Take the dough out of the fridge just as you're ready to bake, put a long piece of baking paper on a cutting board, place the cutting board over the bowl and invert. Slash your dough (I use scissors, but you could use a Stanley knife), any which way you choose to give the bread room to move as it develops in the oven. Mark Best suggests slashing at intervals like a clock face.
Take the casserole carefully out of the oven, close the oven door, remove the lid and then, using the baking paper as a sling, gently placing the dough inside. Pop the lid back on (it doesn't matter if the baking paper is poking out) and quickly get it back in the oven.
Once it's in, set your timer for half an hour. Make a cup of tea or a martini and relax. After half an hour, quickly remove the lid from your Dutch oven, making sure to not let too much heat out. Bake for another 10 to 15 minutes or until a deep bronze.
Let the bread cool on a wire rack, then have a slice; you've earned this.

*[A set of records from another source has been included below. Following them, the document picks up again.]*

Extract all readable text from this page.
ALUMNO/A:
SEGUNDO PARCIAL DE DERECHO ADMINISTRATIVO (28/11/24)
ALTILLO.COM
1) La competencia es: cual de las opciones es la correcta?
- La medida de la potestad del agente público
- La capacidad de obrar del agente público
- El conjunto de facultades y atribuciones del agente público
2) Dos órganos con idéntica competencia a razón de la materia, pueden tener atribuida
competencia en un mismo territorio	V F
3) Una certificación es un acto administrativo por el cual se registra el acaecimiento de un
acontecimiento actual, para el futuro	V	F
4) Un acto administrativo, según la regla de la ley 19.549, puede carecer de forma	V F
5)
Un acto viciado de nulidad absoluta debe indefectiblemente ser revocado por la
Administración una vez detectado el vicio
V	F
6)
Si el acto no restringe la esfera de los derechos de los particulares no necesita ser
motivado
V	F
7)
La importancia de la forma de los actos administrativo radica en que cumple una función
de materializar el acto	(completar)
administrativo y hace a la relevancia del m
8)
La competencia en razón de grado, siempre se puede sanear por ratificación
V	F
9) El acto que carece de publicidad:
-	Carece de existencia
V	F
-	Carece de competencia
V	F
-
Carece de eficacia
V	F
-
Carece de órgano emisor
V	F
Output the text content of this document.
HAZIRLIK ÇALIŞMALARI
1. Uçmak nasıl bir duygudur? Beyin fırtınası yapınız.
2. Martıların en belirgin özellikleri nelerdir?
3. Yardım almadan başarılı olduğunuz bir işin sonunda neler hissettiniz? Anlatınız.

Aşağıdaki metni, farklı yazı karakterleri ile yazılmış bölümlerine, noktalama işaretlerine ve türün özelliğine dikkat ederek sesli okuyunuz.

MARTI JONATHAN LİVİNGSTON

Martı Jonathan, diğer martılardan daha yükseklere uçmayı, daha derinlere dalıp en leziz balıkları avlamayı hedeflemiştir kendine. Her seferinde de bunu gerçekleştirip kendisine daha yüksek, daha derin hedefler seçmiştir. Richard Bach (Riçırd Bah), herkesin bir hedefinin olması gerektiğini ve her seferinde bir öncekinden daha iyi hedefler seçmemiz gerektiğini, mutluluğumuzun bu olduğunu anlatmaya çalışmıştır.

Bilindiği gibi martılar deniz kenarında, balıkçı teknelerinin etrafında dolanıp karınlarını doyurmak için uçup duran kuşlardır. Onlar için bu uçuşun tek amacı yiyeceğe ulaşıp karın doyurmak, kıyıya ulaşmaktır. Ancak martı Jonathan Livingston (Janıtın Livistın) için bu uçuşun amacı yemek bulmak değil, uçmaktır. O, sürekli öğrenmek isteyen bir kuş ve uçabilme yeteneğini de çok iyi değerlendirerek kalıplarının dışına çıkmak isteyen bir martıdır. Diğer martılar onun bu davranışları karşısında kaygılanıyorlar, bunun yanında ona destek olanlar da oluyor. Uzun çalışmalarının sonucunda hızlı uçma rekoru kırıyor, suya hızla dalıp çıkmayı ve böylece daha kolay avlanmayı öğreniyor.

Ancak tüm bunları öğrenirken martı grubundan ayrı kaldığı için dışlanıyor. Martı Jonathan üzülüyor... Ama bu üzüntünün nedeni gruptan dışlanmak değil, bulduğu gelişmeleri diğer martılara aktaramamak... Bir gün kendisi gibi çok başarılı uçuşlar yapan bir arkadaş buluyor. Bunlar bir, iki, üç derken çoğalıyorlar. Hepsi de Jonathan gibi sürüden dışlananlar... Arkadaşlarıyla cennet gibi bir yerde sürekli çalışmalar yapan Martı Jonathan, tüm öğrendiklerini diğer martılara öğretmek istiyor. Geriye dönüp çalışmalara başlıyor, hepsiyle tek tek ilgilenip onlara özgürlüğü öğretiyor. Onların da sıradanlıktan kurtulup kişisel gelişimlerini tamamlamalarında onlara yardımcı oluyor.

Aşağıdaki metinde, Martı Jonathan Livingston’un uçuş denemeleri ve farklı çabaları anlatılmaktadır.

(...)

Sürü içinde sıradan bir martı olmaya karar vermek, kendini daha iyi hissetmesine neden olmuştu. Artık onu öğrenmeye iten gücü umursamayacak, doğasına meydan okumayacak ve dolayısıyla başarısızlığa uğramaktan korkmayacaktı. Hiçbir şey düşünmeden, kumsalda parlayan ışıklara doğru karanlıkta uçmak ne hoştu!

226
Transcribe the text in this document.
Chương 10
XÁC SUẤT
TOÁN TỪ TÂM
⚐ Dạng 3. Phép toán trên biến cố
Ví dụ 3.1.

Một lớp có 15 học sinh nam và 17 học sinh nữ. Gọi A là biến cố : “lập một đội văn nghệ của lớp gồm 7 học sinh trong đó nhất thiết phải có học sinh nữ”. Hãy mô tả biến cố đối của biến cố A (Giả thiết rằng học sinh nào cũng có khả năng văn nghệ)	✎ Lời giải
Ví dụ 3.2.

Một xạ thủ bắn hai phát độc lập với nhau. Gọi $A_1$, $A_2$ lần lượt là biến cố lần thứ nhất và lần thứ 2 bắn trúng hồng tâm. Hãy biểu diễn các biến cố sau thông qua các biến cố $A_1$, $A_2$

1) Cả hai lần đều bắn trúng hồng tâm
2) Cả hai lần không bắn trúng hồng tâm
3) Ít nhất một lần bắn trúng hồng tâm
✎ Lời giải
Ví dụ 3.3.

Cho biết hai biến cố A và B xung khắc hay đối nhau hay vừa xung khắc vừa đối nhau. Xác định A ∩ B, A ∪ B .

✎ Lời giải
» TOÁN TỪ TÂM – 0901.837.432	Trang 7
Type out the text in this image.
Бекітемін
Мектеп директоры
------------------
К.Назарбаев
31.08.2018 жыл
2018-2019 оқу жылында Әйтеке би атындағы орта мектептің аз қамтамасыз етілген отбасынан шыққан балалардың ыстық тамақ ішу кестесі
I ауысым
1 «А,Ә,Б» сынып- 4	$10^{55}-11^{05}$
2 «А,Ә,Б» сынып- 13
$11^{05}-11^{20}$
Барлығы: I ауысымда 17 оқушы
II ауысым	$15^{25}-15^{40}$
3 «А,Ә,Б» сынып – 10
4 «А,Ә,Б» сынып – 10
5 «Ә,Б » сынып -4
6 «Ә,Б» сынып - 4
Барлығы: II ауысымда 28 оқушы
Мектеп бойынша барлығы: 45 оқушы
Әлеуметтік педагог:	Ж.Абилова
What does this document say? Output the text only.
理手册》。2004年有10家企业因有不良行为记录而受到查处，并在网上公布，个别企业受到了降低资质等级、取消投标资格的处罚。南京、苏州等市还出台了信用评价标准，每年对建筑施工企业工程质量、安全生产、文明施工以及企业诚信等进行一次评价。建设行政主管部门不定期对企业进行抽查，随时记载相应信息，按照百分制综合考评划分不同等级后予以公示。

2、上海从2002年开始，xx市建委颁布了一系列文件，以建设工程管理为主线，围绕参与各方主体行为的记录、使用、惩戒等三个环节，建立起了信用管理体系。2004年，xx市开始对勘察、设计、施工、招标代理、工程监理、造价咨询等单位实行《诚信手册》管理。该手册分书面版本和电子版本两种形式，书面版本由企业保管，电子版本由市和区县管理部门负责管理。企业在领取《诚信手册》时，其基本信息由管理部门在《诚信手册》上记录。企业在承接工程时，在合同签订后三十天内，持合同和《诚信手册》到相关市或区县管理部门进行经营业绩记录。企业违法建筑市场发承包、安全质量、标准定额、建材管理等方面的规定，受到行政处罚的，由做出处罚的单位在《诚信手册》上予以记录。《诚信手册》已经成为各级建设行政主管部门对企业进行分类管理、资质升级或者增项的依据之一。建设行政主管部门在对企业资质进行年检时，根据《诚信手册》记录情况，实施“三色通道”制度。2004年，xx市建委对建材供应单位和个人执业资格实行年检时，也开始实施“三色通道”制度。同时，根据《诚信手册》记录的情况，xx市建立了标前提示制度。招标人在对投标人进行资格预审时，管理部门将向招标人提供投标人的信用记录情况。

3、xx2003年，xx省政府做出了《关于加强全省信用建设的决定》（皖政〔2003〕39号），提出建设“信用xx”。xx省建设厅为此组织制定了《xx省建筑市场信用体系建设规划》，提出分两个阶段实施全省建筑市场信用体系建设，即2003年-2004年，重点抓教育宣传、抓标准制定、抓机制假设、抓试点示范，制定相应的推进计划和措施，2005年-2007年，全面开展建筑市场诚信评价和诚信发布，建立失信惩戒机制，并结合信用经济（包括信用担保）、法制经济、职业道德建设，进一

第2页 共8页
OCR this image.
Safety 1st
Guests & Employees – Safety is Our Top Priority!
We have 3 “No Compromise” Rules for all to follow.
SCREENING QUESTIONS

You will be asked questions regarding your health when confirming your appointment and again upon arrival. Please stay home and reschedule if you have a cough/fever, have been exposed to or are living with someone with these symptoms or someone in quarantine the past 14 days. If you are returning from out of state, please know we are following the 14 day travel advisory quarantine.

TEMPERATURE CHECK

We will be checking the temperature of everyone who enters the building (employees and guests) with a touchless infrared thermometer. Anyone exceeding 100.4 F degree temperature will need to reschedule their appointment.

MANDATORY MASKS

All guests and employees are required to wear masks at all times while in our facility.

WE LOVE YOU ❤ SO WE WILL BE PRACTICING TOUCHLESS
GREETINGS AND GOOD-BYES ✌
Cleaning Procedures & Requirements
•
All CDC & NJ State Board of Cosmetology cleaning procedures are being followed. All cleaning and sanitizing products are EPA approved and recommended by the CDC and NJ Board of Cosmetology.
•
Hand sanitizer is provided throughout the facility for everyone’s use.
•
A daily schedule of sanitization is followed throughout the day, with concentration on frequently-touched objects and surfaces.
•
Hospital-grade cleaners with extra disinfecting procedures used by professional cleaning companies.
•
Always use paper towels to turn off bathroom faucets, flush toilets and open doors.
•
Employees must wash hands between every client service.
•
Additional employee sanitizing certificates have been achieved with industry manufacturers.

Sourdough fail? Try damper...
If you've killed your quarantine sourdough starter, either through neglect or malice (they're so greedy!), turn your hand to a bread with a long Australian history and almost zero preparation time. True, for the real deal you would also need to cook a campfire down to coals then bury the bread in a cast iron pot, but this recipe turns out fine in the oven. You can still cook it in a casserole dish if you want a thicker crust. Eat hot with lots of butter and golden syrup or add cheese and herbs to the mix for a savoury bread. Gemima Cody
- 4 cups self-raising flour
- 2 tsp raw sugar
- 1 tsp salt
- 2 cups luke warm water
- Optional: Add ½ cup sharp cheese like a strong cheddar or parmesan
- Pre-heat oven to 180C. Mix dry ingredients together then add water and stir until well combined, but it should be a rough-looking dough, not smooth and elastic like something you have kneaded.
- Place in a greased cast iron pot or a cake tin and cook for 1 hour and 15 minutes.